The ambiguity you have here is between '%' being a postfix operator and an infix operator. This is very similar to the common expression parser issue with '-' being both a prefix and an infix operator, and you can solve it the same way with an explicit %prec directive. The traditional way to write this would be:

%left '%'            /* left-associative infix operator */
%nonassoc POSTFIX    /* postfix operations are higher precedence */
%token VAL
%%

expr: expr '%' expr
    | expr '%' %prec POSTFIX
    | VAL
    ;

using precedence to solve both the associative ambiguity of infix-% and the precedence ambiguity between infix and postfix.

To solve it without the precedence rules, you need something like:

%token S_NUM O_PERCENT
%%

default: mod_term ;

mod_term: _mod_value
    | _mod_value O_PERCENT mod_term ;

_mod_value: _mod_value O_PERCENT ;
    | S_NUM
    ;

which makes the infix-% right associative instead of left associative. Unfortunately I see no way of solving this without using precedence rules that also makes infix-% left associative.
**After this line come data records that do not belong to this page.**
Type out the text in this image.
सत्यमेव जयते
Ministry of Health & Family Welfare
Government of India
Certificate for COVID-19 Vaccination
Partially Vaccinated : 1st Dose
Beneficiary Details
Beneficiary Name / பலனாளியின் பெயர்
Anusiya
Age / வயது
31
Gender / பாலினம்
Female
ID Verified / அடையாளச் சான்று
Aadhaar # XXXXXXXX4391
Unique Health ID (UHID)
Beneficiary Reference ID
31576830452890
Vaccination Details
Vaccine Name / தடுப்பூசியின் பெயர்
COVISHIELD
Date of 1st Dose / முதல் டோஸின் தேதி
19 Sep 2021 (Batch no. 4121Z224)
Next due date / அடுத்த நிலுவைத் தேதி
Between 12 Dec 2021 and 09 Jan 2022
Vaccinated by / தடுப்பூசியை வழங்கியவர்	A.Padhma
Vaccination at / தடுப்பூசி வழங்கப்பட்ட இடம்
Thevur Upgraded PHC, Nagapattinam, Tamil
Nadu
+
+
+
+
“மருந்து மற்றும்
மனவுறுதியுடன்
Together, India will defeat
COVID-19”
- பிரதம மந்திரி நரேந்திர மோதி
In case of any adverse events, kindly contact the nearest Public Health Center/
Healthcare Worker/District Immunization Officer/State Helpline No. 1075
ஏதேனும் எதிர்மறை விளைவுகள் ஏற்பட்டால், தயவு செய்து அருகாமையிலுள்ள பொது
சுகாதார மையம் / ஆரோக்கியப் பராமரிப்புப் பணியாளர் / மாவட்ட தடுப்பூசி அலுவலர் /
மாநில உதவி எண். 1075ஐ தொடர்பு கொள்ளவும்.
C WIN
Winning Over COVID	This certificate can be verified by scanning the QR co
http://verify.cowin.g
This is due to the fact that you can't decide whether a given '%' token is infix or postfix until you see the token after it, so the non-terminal before the '%' needs to be the same for both rules (_mod_value here or expr in the %prec code)

1
votes

If you are willing to accept an increase in complexity for your parser, you could always turn it into a GLR parser by adding the %glr-parser directive. This will mean the parser will split and explore both states when it reaches the point of the conflict, and then it will remove whichever state fails to parse once it has processed enough tokens. This does require a sufficiently new version of bison, though. Like other people suggest, however, it may be better to redesign the language. Using a GLR parser would mean that you would probably end up using an exponential amount of memory in the number of percents you have in a row, given Bison's existing limitations on GLR parsers.